As previously described, white globe appearance in the stomach has been reported as an endoscopic feature indicative of cancer [1–3]. However, our earlier report showed detailed endoscopic and pathological pictures of white globe appearance observed in the noncancerous gastric mucosa and they revealed that the pathological features are different between cases with and without cancer lesions . Pathologically, biopsy specimens taken from the white globe appearance with a cancer lesion contain eosinophilic materials with necrotic epithelial fragments within the lumen of the dilated glands; they are called intraglandular necrotic debris [1, 2, 9]. Meanwhile, specimens taken from the white globe appearance without cancer had cystic dilatation of the gastric fundal glands but no eosinophilic materials or necrotic epithelial fragments were identified . For the present patients, we speculated that the deposited material was mucus in Case 2 and degenerated epithelial cells and mucus in Case 1. This report revealed that the pathological features of white globe appearance in autoimmune atrophic gastritis are somewhat similar to those observed for noncancerous stomach. However, a crucial difference between the white globe appearance observed in noncancerous stomach and that of autoimmune atrophic gastritis is that the former shows pseudoparietal cell hyperplasia with tongue-like protrusions of parietal cell cytoplasm (parietal cell protrusion) , while the latter shows a decrease or elimination of parietal cells via the autoimmune response.

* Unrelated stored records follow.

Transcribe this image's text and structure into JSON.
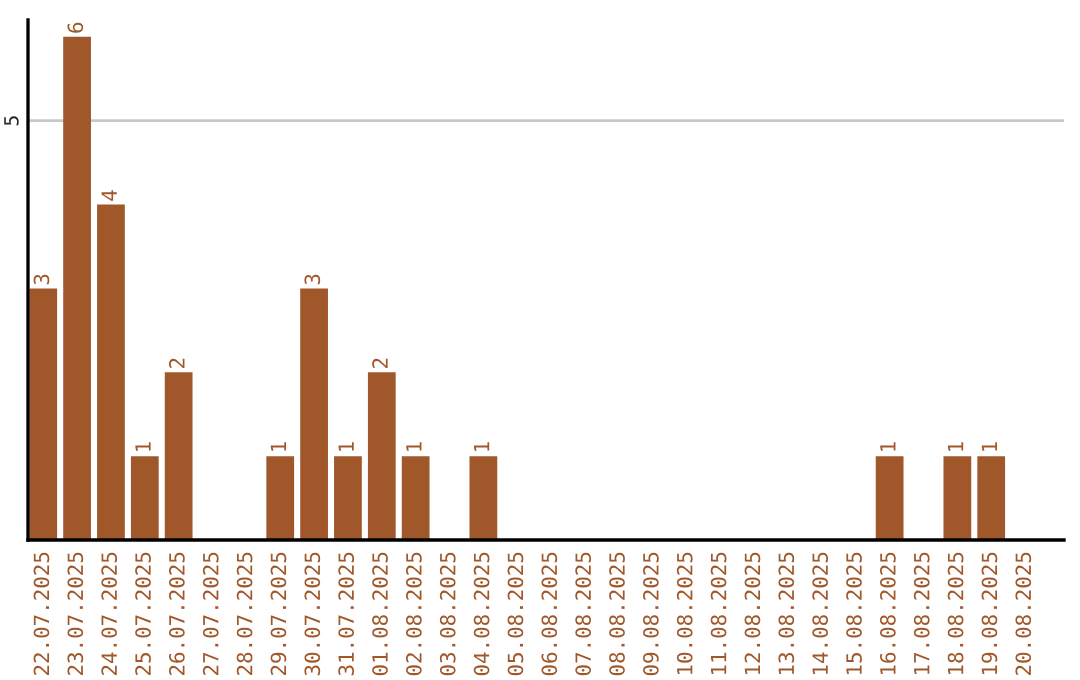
{
  "chart_data": {
    "type": "bar",
    "categories": [
      "22.07.2025",
      "23.07.2025",
      "24.07.2025",
      "25.07.2025",
      "26.07.2025",
      "27.07.2025",
      "28.07.2025",
      "29.07.2025",
      "30.07.2025",
      "31.07.2025",
      "01.08.2025",
      "02.08.2025",
      "03.08.2025",
      "04.08.2025",
      "05.08.2025",
      "06.08.2025",
      "07.08.2025",
      "08.08.2025",
      "09.08.2025",
      "10.08.2025",
      "11.08.2025",
      "12.08.2025",
      "13.08.2025",
      "14.08.2025",
      "15.08.2025",
      "16.08.2025",
      "17.08.2025",
      "18.08.2025",
      "19.08.2025",
      "20.08.2025"
    ],
    "values": [
      3,
      6,
      4,
      1,
      2,
      0,
      0,
      1,
      3,
      1,
      2,
      1,
      0,
      1,
      0,
      0,
      0,
      0,
      0,
      0,
      0,
      0,
      0,
      0,
      0,
      1,
      0,
      1,
      1,
      0
    ],
    "value_labels": [
      "3",
      "6",
      "4",
      "1",
      "2",
      null,
      null,
      "1",
      "3",
      "1",
      "2",
      "1",
      null,
      "1",
      null,
      null,
      null,
      null,
      null,
      null,
      null,
      null,
      null,
      null,
      null,
      "1",
      null,
      "1",
      "1",
      null
    ],
    "color": "#a0572a",
    "ylim": [
      0,
      6.2
    ],
    "yticks": [
      5
    ],
    "grid": "y",
    "legend": false
  }
}
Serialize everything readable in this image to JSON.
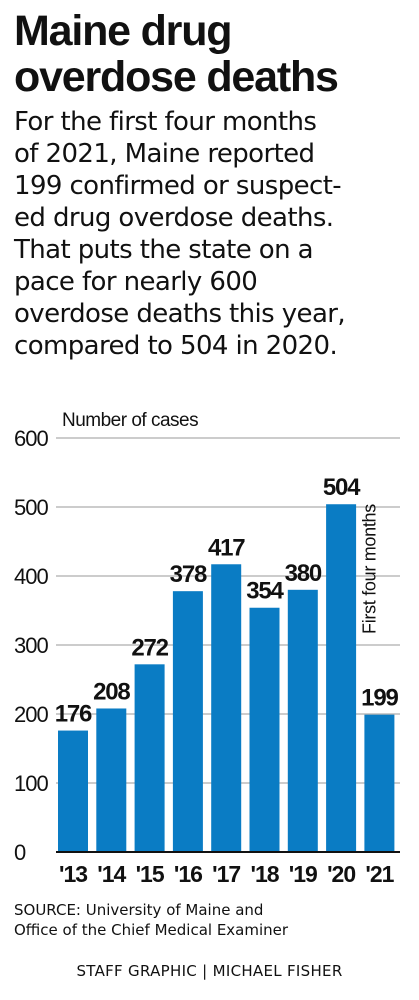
{
  "title": {
    "line1": "Maine drug",
    "line2": "overdose deaths"
  },
  "description": {
    "lines": [
      "For the first four months",
      "of 2021, Maine reported",
      "199 confirmed or suspect-",
      "ed drug overdose deaths.",
      "That puts the state on a",
      "pace for nearly 600",
      "overdose deaths this year,",
      "compared to 504 in 2020."
    ]
  },
  "chart_data": {
    "type": "bar",
    "ylabel": "Number of cases",
    "ylim": [
      0,
      600
    ],
    "yticks": [
      0,
      100,
      200,
      300,
      400,
      500,
      600
    ],
    "categories": [
      "'13",
      "'14",
      "'15",
      "'16",
      "'17",
      "'18",
      "'19",
      "'20",
      "'21"
    ],
    "values": [
      176,
      208,
      272,
      378,
      417,
      354,
      380,
      504,
      199
    ],
    "annotations": [
      {
        "category": "'21",
        "text": "First four months"
      }
    ],
    "grid": true,
    "bar_color": "#0a7cc4"
  },
  "source": {
    "line1": "SOURCE: University of Maine and",
    "line2": "Office of the Chief Medical Examiner"
  },
  "credit": {
    "left": "STAFF GRAPHIC",
    "separator": "|",
    "right": "MICHAEL FISHER"
  }
}
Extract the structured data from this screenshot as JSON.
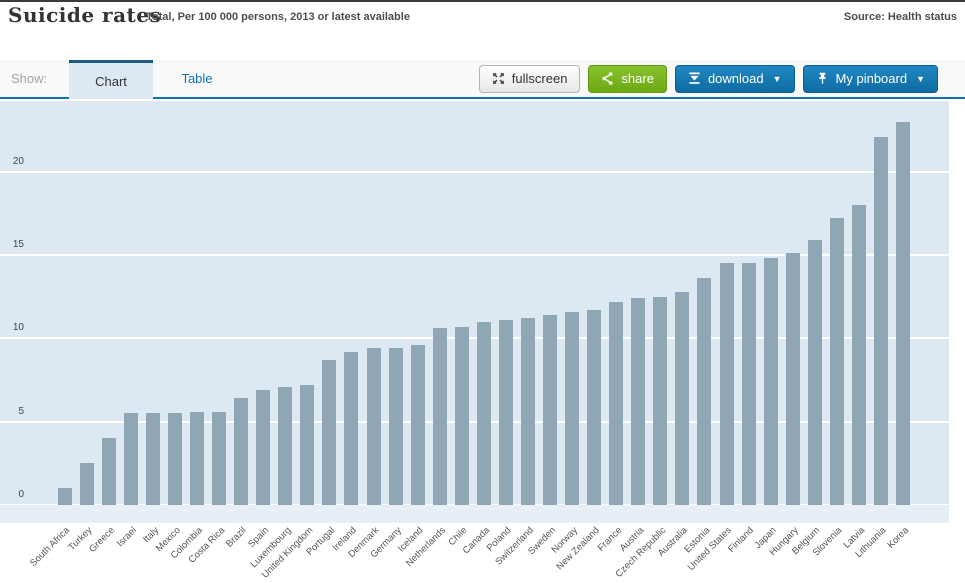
{
  "header": {
    "title": "Suicide rates",
    "subtitle": "Total, Per 100 000 persons, 2013 or latest available",
    "source": "Source: Health status"
  },
  "toolbar": {
    "show_label": "Show:",
    "tabs": [
      {
        "label": "Chart",
        "active": true
      },
      {
        "label": "Table",
        "active": false
      }
    ],
    "buttons": [
      {
        "label": "fullscreen"
      },
      {
        "label": "share"
      },
      {
        "label": "download",
        "dropdown": "▼"
      },
      {
        "label": "My pinboard",
        "dropdown": "▼"
      }
    ]
  },
  "chart_data": {
    "type": "bar",
    "title": "Suicide rates",
    "subtitle": "Total, Per 100 000 persons, 2013 or latest available",
    "ylabel": "Per 100 000 persons",
    "xlabel": "",
    "ylim": [
      0,
      24.25
    ],
    "yticks": [
      0,
      5,
      10,
      15,
      20
    ],
    "grid": "horizontal-white-lines",
    "legend": "none",
    "bar_color": "#8fa6b4",
    "plot_bg": "#dce9f2",
    "categories": [
      "South Africa",
      "Turkey",
      "Greece",
      "Israel",
      "Italy",
      "Mexico",
      "Colombia",
      "Costa Rica",
      "Brazil",
      "Spain",
      "Luxembourg",
      "United Kingdom",
      "Portugal",
      "Ireland",
      "Denmark",
      "Germany",
      "Iceland",
      "Netherlands",
      "Chile",
      "Canada",
      "Poland",
      "Switzerland",
      "Sweden",
      "Norway",
      "New Zealand",
      "France",
      "Austria",
      "Czech Republic",
      "Australia",
      "Estonia",
      "United States",
      "Finland",
      "Japan",
      "Hungary",
      "Belgium",
      "Slovenia",
      "Latvia",
      "Lithuania",
      "Korea"
    ],
    "values": [
      1.0,
      2.5,
      4.0,
      5.5,
      5.5,
      5.5,
      5.6,
      5.6,
      6.4,
      6.9,
      7.1,
      7.2,
      8.7,
      9.2,
      9.4,
      9.4,
      9.6,
      10.6,
      10.7,
      11.0,
      11.1,
      11.2,
      11.4,
      11.6,
      11.7,
      12.2,
      12.4,
      12.5,
      12.8,
      13.6,
      14.5,
      14.5,
      14.8,
      15.1,
      15.9,
      17.2,
      18.0,
      22.1,
      23.0
    ]
  },
  "colors": {
    "accent_blue": "#1173ae",
    "active_tab_border": "#1d5a7f",
    "button_green": "#76b024",
    "button_blue": "#1578b3",
    "plot_background": "#dce9f2",
    "axis_band_background": "#e6eff6",
    "bar_color": "#8fa6b4"
  }
}
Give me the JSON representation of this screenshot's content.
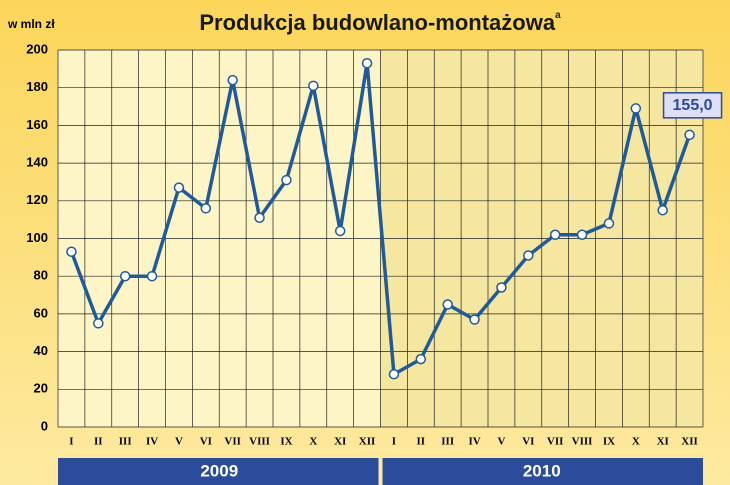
{
  "chart_data": {
    "type": "line",
    "title": "Produkcja budowlano-montażowa",
    "title_superscript": "a",
    "y_label": "w mln zł",
    "categories": [
      "I",
      "II",
      "III",
      "IV",
      "V",
      "VI",
      "VII",
      "VIII",
      "IX",
      "X",
      "XI",
      "XII",
      "I",
      "II",
      "III",
      "IV",
      "V",
      "VI",
      "VII",
      "VIII",
      "IX",
      "X",
      "XI",
      "XII"
    ],
    "groups": [
      "2009",
      "2010"
    ],
    "series": [
      {
        "name": "Produkcja budowlano-montażowa",
        "color": "#1f5a9a",
        "values": [
          93,
          55,
          80,
          80,
          127,
          116,
          184,
          111,
          131,
          181,
          104,
          193,
          28,
          36,
          65,
          57,
          74,
          91,
          102,
          102,
          108,
          169,
          115,
          155
        ],
        "value_labels": [
          null,
          null,
          null,
          null,
          null,
          null,
          null,
          null,
          null,
          null,
          null,
          null,
          null,
          null,
          null,
          null,
          null,
          null,
          null,
          null,
          null,
          null,
          null,
          "155,0"
        ]
      }
    ],
    "ylim": [
      0,
      200
    ],
    "yticks": [
      0,
      20,
      40,
      60,
      80,
      100,
      120,
      140,
      160,
      180,
      200
    ],
    "grid": true
  }
}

Given that the white globe appearance in noncancerous gastric mucosa and that of autoimmune atrophic gastritis show similar pathologic features, several possible mechanisms can be hypothesized for the pathogenesis. First, obstruction of outflow from the glands within the gastric mucosa might induce such features. In autoimmune atrophic gastritis, inflammatory response to the parietal cells leads to the destruction of oxyntic glands. It is likely that such damage induces narrowing or collapse of the ducts, finally resulting in intramucosal cyst formation of the dilated glands. As reported previously, white globe appearance in noncancerous stomach shows parietal cell protrusion, which might cause outflow obstructions as well . Thus, alteration of the duct structure may be the primary cause of the white globe appearance observed in noncancerous gastric mucosa and that of autoimmune atrophic gastritis.
The second hypothesis is that elevated levels of gastrin could induce white globe appearance. In autoimmune gastritis, hypochlorhydria from the loss of parietal cell mass leads to stimulation of the patient’s antral G cells, which in turn results in gastrin secretion and hypergastrinemia . As described above, the two patients showed elevated levels of serum gastrin. Meanwhile, patients with white globe appearance in noncancerous stomach have been taking acid secretion inhibitors . Although we did not measure gastrin levels in these patients, such medications most likely induced hypergastrinemia. Therefore, elevated gastrin levels may play a part in inducing white globe appearance. However, concrete mechanisms between hypergastrinemia and formation of white globe appearance have not been elucidated yet.
In conclusion, we present two cases with white globe appearance observed in the stomach with autoimmune atrophic gastritis. The pathogenesis of white globe appearance has not yet been described; hence, further investigations are warranted.
Conflicts of Interest
The authors declare that they have no conflicts of interest.